- Born: 22 July 1921 Glen Innes, New South Wales
- Died: 17 September 2011 (aged 90) Bangalow, New South Wales, Australia
- Education: Sydney Technical College
- Occupation: Architect
- Awards: Sir John Sulman Medal 1966, 1970 Royal Australian Institute of Architects Gold Medal 1981
- Practice: Edwards Madigan Torzillo and Partners
- Buildings: National Gallery of Australia

= Colin Madigan =

Australian architect

Colin Frederick Madigan (22 July 1921 – 17 September 2011) was an Australian architect. He is best known for designing the National Gallery of Australia in Canberra.

==Biography==
Born in Glen Innes, New South Wales, Madigan studied architecture at Sydney Technical College from 1939 to 1941. He enlisted in the Royal Australian Navy in 1941, and was one of the few survivors of the sinking of the corvette HMAS Armidale off Timor in 1942.

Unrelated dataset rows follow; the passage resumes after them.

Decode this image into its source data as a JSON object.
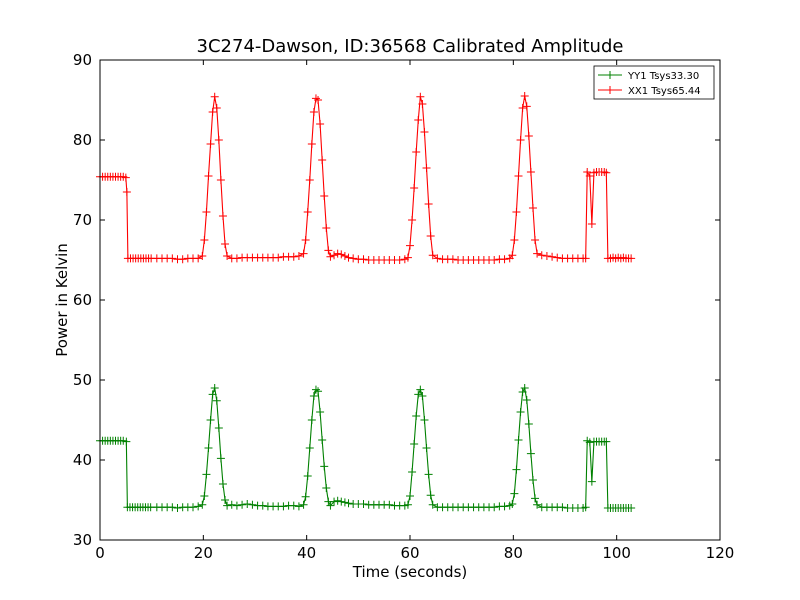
{
  "chart_data": {
    "type": "line",
    "title": "3C274-Dawson, ID:36568 Calibrated Amplitude",
    "xlabel": "Time (seconds)",
    "ylabel": "Power in Kelvin",
    "xlim": [
      0,
      120
    ],
    "ylim": [
      30,
      90
    ],
    "xticks": [
      0,
      20,
      40,
      60,
      80,
      100,
      120
    ],
    "yticks": [
      30,
      40,
      50,
      60,
      70,
      80,
      90
    ],
    "grid": false,
    "legend_position": "top-right",
    "series": [
      {
        "name": "YY1 Tsys33.30",
        "color": "#008000",
        "base": 34.1,
        "pre": 42.4,
        "points": [
          [
            0,
            42.4
          ],
          [
            0.5,
            42.4
          ],
          [
            1,
            42.4
          ],
          [
            1.5,
            42.4
          ],
          [
            2,
            42.4
          ],
          [
            2.5,
            42.4
          ],
          [
            3,
            42.4
          ],
          [
            3.5,
            42.4
          ],
          [
            4,
            42.4
          ],
          [
            4.5,
            42.4
          ],
          [
            5.1,
            42.3
          ],
          [
            5.3,
            34.1
          ],
          [
            5.8,
            34.1
          ],
          [
            6.3,
            34.1
          ],
          [
            6.8,
            34.1
          ],
          [
            7.3,
            34.1
          ],
          [
            7.8,
            34.1
          ],
          [
            8.3,
            34.1
          ],
          [
            8.8,
            34.1
          ],
          [
            9.3,
            34.1
          ],
          [
            9.8,
            34.1
          ],
          [
            11,
            34.1
          ],
          [
            12,
            34.1
          ],
          [
            13,
            34.1
          ],
          [
            14,
            34.1
          ],
          [
            15,
            34.0
          ],
          [
            16,
            34.1
          ],
          [
            17,
            34.1
          ],
          [
            18,
            34.1
          ],
          [
            19,
            34.2
          ],
          [
            19.8,
            34.4
          ],
          [
            20.2,
            35.5
          ],
          [
            20.6,
            38.2
          ],
          [
            21.0,
            41.5
          ],
          [
            21.4,
            45.0
          ],
          [
            21.8,
            48.2
          ],
          [
            22.2,
            49.0
          ],
          [
            22.6,
            47.4
          ],
          [
            23.0,
            44.0
          ],
          [
            23.4,
            40.2
          ],
          [
            23.8,
            37.0
          ],
          [
            24.2,
            35.0
          ],
          [
            24.6,
            34.3
          ],
          [
            25.5,
            34.4
          ],
          [
            26.5,
            34.3
          ],
          [
            27.5,
            34.4
          ],
          [
            28.5,
            34.5
          ],
          [
            29.5,
            34.4
          ],
          [
            30.5,
            34.3
          ],
          [
            31.5,
            34.3
          ],
          [
            32.5,
            34.2
          ],
          [
            33.5,
            34.2
          ],
          [
            34.5,
            34.2
          ],
          [
            35.5,
            34.2
          ],
          [
            36.5,
            34.3
          ],
          [
            37.5,
            34.3
          ],
          [
            38.5,
            34.2
          ],
          [
            39.4,
            34.4
          ],
          [
            39.8,
            35.4
          ],
          [
            40.2,
            38.0
          ],
          [
            40.6,
            41.5
          ],
          [
            41.0,
            45.0
          ],
          [
            41.4,
            48.0
          ],
          [
            41.8,
            48.8
          ],
          [
            42.2,
            48.6
          ],
          [
            42.6,
            46.0
          ],
          [
            43.0,
            42.5
          ],
          [
            43.4,
            39.2
          ],
          [
            43.8,
            36.5
          ],
          [
            44.2,
            34.8
          ],
          [
            44.6,
            34.3
          ],
          [
            45.3,
            34.8
          ],
          [
            46.0,
            34.9
          ],
          [
            46.7,
            34.8
          ],
          [
            47.4,
            34.7
          ],
          [
            48.1,
            34.6
          ],
          [
            49,
            34.5
          ],
          [
            50,
            34.5
          ],
          [
            51,
            34.5
          ],
          [
            52,
            34.4
          ],
          [
            53,
            34.4
          ],
          [
            54,
            34.4
          ],
          [
            55,
            34.4
          ],
          [
            56,
            34.4
          ],
          [
            57,
            34.3
          ],
          [
            58,
            34.3
          ],
          [
            59,
            34.3
          ],
          [
            59.6,
            34.4
          ],
          [
            60.0,
            35.5
          ],
          [
            60.4,
            38.5
          ],
          [
            60.8,
            42.0
          ],
          [
            61.2,
            45.5
          ],
          [
            61.6,
            48.2
          ],
          [
            62.0,
            48.8
          ],
          [
            62.4,
            48.0
          ],
          [
            62.8,
            45.0
          ],
          [
            63.2,
            41.5
          ],
          [
            63.6,
            38.2
          ],
          [
            64.0,
            35.6
          ],
          [
            64.4,
            34.4
          ],
          [
            65.3,
            34.1
          ],
          [
            66.3,
            34.1
          ],
          [
            67.3,
            34.1
          ],
          [
            68.3,
            34.1
          ],
          [
            69.3,
            34.1
          ],
          [
            70.3,
            34.1
          ],
          [
            71.3,
            34.1
          ],
          [
            72.3,
            34.1
          ],
          [
            73.3,
            34.1
          ],
          [
            74.3,
            34.1
          ],
          [
            75.3,
            34.1
          ],
          [
            76.3,
            34.1
          ],
          [
            77.3,
            34.2
          ],
          [
            78.3,
            34.2
          ],
          [
            79.3,
            34.3
          ],
          [
            79.8,
            34.5
          ],
          [
            80.2,
            35.8
          ],
          [
            80.6,
            38.8
          ],
          [
            81.0,
            42.5
          ],
          [
            81.4,
            46.0
          ],
          [
            81.8,
            48.5
          ],
          [
            82.2,
            49.0
          ],
          [
            82.6,
            47.5
          ],
          [
            83.0,
            44.5
          ],
          [
            83.4,
            40.8
          ],
          [
            83.8,
            37.5
          ],
          [
            84.2,
            35.2
          ],
          [
            84.6,
            34.4
          ],
          [
            85.5,
            34.1
          ],
          [
            86.5,
            34.1
          ],
          [
            87.5,
            34.1
          ],
          [
            88.5,
            34.1
          ],
          [
            89.5,
            34.1
          ],
          [
            90.5,
            34.0
          ],
          [
            91.5,
            34.0
          ],
          [
            92.5,
            34.0
          ],
          [
            93.5,
            34.0
          ],
          [
            94.0,
            34.1
          ],
          [
            94.3,
            42.4
          ],
          [
            94.8,
            42.2
          ],
          [
            95.2,
            37.3
          ],
          [
            95.6,
            42.3
          ],
          [
            96.1,
            42.3
          ],
          [
            96.6,
            42.3
          ],
          [
            97.1,
            42.3
          ],
          [
            97.6,
            42.3
          ],
          [
            98.0,
            42.3
          ],
          [
            98.3,
            34.0
          ],
          [
            98.8,
            34.0
          ],
          [
            99.3,
            34.0
          ],
          [
            99.8,
            34.0
          ],
          [
            100.3,
            34.0
          ],
          [
            100.8,
            34.0
          ],
          [
            101.3,
            34.0
          ],
          [
            101.8,
            34.0
          ],
          [
            102.3,
            34.0
          ],
          [
            102.8,
            34.0
          ]
        ]
      },
      {
        "name": "XX1 Tsys65.44",
        "color": "#ff0000",
        "base": 65.2,
        "pre": 75.4,
        "points": [
          [
            0,
            75.4
          ],
          [
            0.5,
            75.4
          ],
          [
            1,
            75.4
          ],
          [
            1.5,
            75.4
          ],
          [
            2,
            75.4
          ],
          [
            2.5,
            75.4
          ],
          [
            3,
            75.4
          ],
          [
            3.5,
            75.4
          ],
          [
            4,
            75.4
          ],
          [
            4.5,
            75.4
          ],
          [
            5.0,
            75.3
          ],
          [
            5.2,
            73.5
          ],
          [
            5.4,
            65.2
          ],
          [
            5.9,
            65.2
          ],
          [
            6.4,
            65.2
          ],
          [
            6.9,
            65.2
          ],
          [
            7.4,
            65.2
          ],
          [
            7.9,
            65.2
          ],
          [
            8.4,
            65.2
          ],
          [
            8.9,
            65.2
          ],
          [
            9.4,
            65.2
          ],
          [
            9.9,
            65.2
          ],
          [
            11,
            65.2
          ],
          [
            12,
            65.2
          ],
          [
            13,
            65.2
          ],
          [
            14,
            65.2
          ],
          [
            15,
            65.1
          ],
          [
            16,
            65.1
          ],
          [
            17,
            65.2
          ],
          [
            18,
            65.2
          ],
          [
            19,
            65.2
          ],
          [
            19.8,
            65.5
          ],
          [
            20.2,
            67.5
          ],
          [
            20.6,
            71.0
          ],
          [
            21.0,
            75.5
          ],
          [
            21.4,
            79.5
          ],
          [
            21.8,
            83.5
          ],
          [
            22.2,
            85.4
          ],
          [
            22.6,
            84.0
          ],
          [
            23.0,
            80.0
          ],
          [
            23.4,
            75.0
          ],
          [
            23.8,
            70.5
          ],
          [
            24.2,
            67.0
          ],
          [
            24.6,
            65.5
          ],
          [
            25.5,
            65.2
          ],
          [
            26.5,
            65.2
          ],
          [
            27.5,
            65.3
          ],
          [
            28.5,
            65.3
          ],
          [
            29.5,
            65.3
          ],
          [
            30.5,
            65.3
          ],
          [
            31.5,
            65.3
          ],
          [
            32.5,
            65.3
          ],
          [
            33.5,
            65.3
          ],
          [
            34.5,
            65.3
          ],
          [
            35.5,
            65.4
          ],
          [
            36.5,
            65.4
          ],
          [
            37.5,
            65.4
          ],
          [
            38.5,
            65.5
          ],
          [
            39.4,
            65.8
          ],
          [
            39.8,
            67.5
          ],
          [
            40.2,
            71.0
          ],
          [
            40.6,
            75.0
          ],
          [
            41.0,
            79.5
          ],
          [
            41.4,
            83.5
          ],
          [
            41.8,
            85.2
          ],
          [
            42.2,
            85.0
          ],
          [
            42.6,
            82.0
          ],
          [
            43.0,
            77.5
          ],
          [
            43.4,
            73.0
          ],
          [
            43.8,
            69.0
          ],
          [
            44.2,
            66.2
          ],
          [
            44.6,
            65.4
          ],
          [
            45.3,
            65.6
          ],
          [
            46.0,
            65.8
          ],
          [
            46.7,
            65.7
          ],
          [
            47.4,
            65.5
          ],
          [
            48.1,
            65.3
          ],
          [
            49,
            65.2
          ],
          [
            50,
            65.1
          ],
          [
            51,
            65.1
          ],
          [
            52,
            65.0
          ],
          [
            53,
            65.0
          ],
          [
            54,
            65.0
          ],
          [
            55,
            65.0
          ],
          [
            56,
            65.0
          ],
          [
            57,
            65.0
          ],
          [
            58,
            65.0
          ],
          [
            59,
            65.1
          ],
          [
            59.6,
            65.3
          ],
          [
            60.0,
            66.8
          ],
          [
            60.4,
            70.0
          ],
          [
            60.8,
            74.0
          ],
          [
            61.2,
            78.5
          ],
          [
            61.6,
            82.5
          ],
          [
            62.0,
            85.4
          ],
          [
            62.4,
            84.5
          ],
          [
            62.8,
            81.0
          ],
          [
            63.2,
            76.5
          ],
          [
            63.6,
            72.0
          ],
          [
            64.0,
            68.0
          ],
          [
            64.4,
            65.6
          ],
          [
            65.3,
            65.2
          ],
          [
            66.3,
            65.1
          ],
          [
            67.3,
            65.1
          ],
          [
            68.3,
            65.1
          ],
          [
            69.3,
            65.0
          ],
          [
            70.3,
            65.0
          ],
          [
            71.3,
            65.0
          ],
          [
            72.3,
            65.0
          ],
          [
            73.3,
            65.0
          ],
          [
            74.3,
            65.0
          ],
          [
            75.3,
            65.0
          ],
          [
            76.3,
            65.0
          ],
          [
            77.3,
            65.1
          ],
          [
            78.3,
            65.1
          ],
          [
            79.3,
            65.2
          ],
          [
            79.8,
            65.6
          ],
          [
            80.2,
            67.5
          ],
          [
            80.6,
            71.0
          ],
          [
            81.0,
            75.5
          ],
          [
            81.4,
            80.0
          ],
          [
            81.8,
            84.0
          ],
          [
            82.2,
            85.5
          ],
          [
            82.6,
            84.2
          ],
          [
            83.0,
            80.5
          ],
          [
            83.4,
            76.0
          ],
          [
            83.8,
            71.5
          ],
          [
            84.2,
            67.5
          ],
          [
            84.6,
            65.8
          ],
          [
            85.5,
            65.6
          ],
          [
            86.5,
            65.5
          ],
          [
            87.5,
            65.4
          ],
          [
            88.5,
            65.3
          ],
          [
            89.5,
            65.2
          ],
          [
            90.5,
            65.2
          ],
          [
            91.5,
            65.2
          ],
          [
            92.5,
            65.2
          ],
          [
            93.5,
            65.2
          ],
          [
            94.0,
            65.2
          ],
          [
            94.3,
            76.0
          ],
          [
            94.8,
            75.5
          ],
          [
            95.2,
            69.5
          ],
          [
            95.6,
            75.9
          ],
          [
            96.1,
            76.0
          ],
          [
            96.6,
            76.0
          ],
          [
            97.1,
            76.0
          ],
          [
            97.6,
            76.0
          ],
          [
            98.0,
            75.9
          ],
          [
            98.3,
            65.2
          ],
          [
            98.8,
            65.2
          ],
          [
            99.3,
            65.3
          ],
          [
            99.8,
            65.2
          ],
          [
            100.3,
            65.3
          ],
          [
            100.8,
            65.2
          ],
          [
            101.3,
            65.3
          ],
          [
            101.8,
            65.2
          ],
          [
            102.3,
            65.2
          ],
          [
            102.8,
            65.2
          ]
        ]
      }
    ]
  }
}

In 1951 Madigan, Maurice Edwards and Jack Torzillo formed the firm, Edwards Madigan Torzillo and Partners, whose work was mostly on public projects such as public housing, public libraries, schools and offices. A notable building from this period was the Warringah Council Library at Dee Why, New South Wales, which was awarded the Sir John Sulman Medal for architecture in 1966. In 1968, they won the design competition for the National Gallery of Australia. Later, Madigan supervised construction of the High Court of Australia Building after its designer Christopher Kringas died in March 1975, just prior to the start of construction in April 1975. The unsuccessful design for the new Australian Parliament House in Canberra was one of the shortlisted finalists in the architectural design competition.

He retired in 1989.

Madigan also wrote a book on the sinking of HMAS Armidale in 1942, Armidale '42 : a survivor's account.

In later years, Madigan vigorously opposed plans to build a new entrance to the National Gallery of Australia. He died, aged 90, in Bangalow, New South Wales on 17 September 2011, survived by his wife Ruby (née Court-Rice), their son Guy (born 1952) and a grandson.

==Honours==
Madigan received a Gold Medal from the Royal Australian Institute of Architects in 1981.

He was appointed an Officer of the Order of Australia in the Australia Day Honours of 1984, and was awarded the Centenary Medal in 2001.